Being a data scientist has been a hot job for several years. Concurrently, we have more and more questions about ethics and who the industry really develops value for. If you are a data scientist and want to create state of the art things, you probably must work for one of the giant data companies and accept their models to utilize data. Could this change soon?
We still remember the days, when you had to work directly or indirectly with a mobile carrier or Nokia, if you wanted to make an application for a phone. It also had a very small likelihood that your app ever got to consumers and basically you did what some business folk had decided people wanted. Then came Apple’s App Store and overnight everyone in garages or bedrooms around the globe were able to make and publish mobile apps. It became a consumer market.
We also know very well what it’s like to work for a bank and create finance services. You are a part of a huge machine and only work on some small components. No wonder, when blockchain opened the market to finance services, it activated millions of people to develop things. Of course, it hit some hype too, which often happens, and we are still in the early days of how distributed ledgers will change many services.

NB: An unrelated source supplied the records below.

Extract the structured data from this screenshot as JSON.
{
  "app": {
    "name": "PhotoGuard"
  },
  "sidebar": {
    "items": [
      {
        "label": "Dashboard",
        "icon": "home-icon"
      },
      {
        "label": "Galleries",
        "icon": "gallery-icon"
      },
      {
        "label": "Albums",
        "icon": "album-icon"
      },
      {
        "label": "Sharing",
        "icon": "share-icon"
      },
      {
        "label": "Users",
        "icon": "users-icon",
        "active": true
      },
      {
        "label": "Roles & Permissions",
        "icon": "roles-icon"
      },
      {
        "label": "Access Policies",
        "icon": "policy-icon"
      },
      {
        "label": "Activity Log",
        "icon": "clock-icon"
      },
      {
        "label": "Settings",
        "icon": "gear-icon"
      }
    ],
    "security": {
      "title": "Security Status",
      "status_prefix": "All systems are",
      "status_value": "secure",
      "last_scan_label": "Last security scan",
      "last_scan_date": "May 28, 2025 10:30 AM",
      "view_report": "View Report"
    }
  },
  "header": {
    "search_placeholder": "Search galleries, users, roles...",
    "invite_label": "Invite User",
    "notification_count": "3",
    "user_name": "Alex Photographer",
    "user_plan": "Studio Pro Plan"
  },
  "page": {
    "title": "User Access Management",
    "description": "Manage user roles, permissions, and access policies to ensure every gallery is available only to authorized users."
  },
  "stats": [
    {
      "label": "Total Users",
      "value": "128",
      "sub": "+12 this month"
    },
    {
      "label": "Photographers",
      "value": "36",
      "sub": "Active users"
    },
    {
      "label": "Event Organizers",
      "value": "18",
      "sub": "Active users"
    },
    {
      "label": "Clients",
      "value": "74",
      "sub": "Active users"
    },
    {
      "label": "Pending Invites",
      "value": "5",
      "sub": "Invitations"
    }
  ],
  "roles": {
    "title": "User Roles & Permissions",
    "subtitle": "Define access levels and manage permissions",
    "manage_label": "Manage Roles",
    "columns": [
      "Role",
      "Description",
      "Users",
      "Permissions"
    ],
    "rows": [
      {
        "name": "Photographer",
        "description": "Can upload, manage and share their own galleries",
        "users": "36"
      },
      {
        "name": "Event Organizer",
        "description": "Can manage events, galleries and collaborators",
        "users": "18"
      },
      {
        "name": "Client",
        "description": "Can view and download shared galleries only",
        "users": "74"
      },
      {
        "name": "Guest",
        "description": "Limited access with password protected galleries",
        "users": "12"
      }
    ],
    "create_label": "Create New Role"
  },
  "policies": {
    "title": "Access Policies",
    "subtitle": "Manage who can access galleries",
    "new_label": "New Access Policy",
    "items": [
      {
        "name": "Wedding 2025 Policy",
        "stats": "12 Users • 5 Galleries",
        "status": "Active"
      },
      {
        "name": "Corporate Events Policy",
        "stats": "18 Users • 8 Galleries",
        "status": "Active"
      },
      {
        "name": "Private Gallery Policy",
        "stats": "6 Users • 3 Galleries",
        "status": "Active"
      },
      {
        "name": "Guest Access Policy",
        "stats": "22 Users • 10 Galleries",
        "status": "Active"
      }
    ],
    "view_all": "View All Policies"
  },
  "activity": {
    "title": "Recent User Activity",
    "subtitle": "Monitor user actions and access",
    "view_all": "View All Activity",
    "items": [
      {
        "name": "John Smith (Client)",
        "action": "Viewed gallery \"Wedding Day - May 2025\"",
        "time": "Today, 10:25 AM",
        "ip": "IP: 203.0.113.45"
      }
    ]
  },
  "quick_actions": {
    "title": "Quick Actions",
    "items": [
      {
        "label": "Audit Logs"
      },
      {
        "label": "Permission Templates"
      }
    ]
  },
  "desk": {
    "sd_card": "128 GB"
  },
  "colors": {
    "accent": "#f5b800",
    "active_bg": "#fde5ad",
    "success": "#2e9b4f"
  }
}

How could the same happen to data scientists and AI developers? Or is it so that Google, Facebook, Amazon, the NSA and some others dominate the data market so overwhelmingly that no one can challenge them? Or at least so that individual developers or small companies cannot ever compete with them?
Personal control and ownership of data are becoming very important. Privacy regulations, like GDPR in the EU and CCPA in California, are only one part of that. More and more companies are emerging to develop solutions for personal data control and also many big companies are starting to see the benefits from the new model. More companies could better compete against the data giants and they could also decrease their own risks and liabilities, if consumers could keep their own data.
There are also technology needs to make more distributed data and AI solutions. For example, many personal assistant-type services require availability, latency and security where it would be better to have local data that is utilized in analytics and AI. We would move from very centralized massive big data cloud services to distributed data in local devices and consumer’s own repositories.
All this will also change the data application market and how to generate business with them. It opens a market to new actors and also independent developers to offer their applications direct to consumers. When consumers have their own data, they are able to utilize many new services and applications in their daily lives. It is similar to over 10 years ago in the mobile application market.
Of course, this needs many components in the ecosystem until it really works properly. We need a framework to develop these applications, an active developer community and enough parties to orchestrate the ecosystem and services. We already see a lot of development in this area, so there are probably not so many missing components anymore.
Whereas data scientist work has been to develop algorithms, make more or less advanced data mining or develop some ad or sales targeting services, this new development could change job descriptions significantly. Those things are all still needed, but there will be more opportunities to innovate totally new services on data, make new business models for consumer data apps and start to offer AI apps directly to consumers too.
We are approaching a disruption point in data services. It won’t only be about privacy, consumer control or distributed data and AI, but it will also introduce a significant change in how data services and applications are developed. It opens business opportunities to new companies and developers. This is development that has also happened in other software areas, from centralized business management driven systems to more independent services, an open market and individual developers. It gives more freedom to consumers, how they want to use data. And for developers, what kind of data applications they really want to develop and bring to market.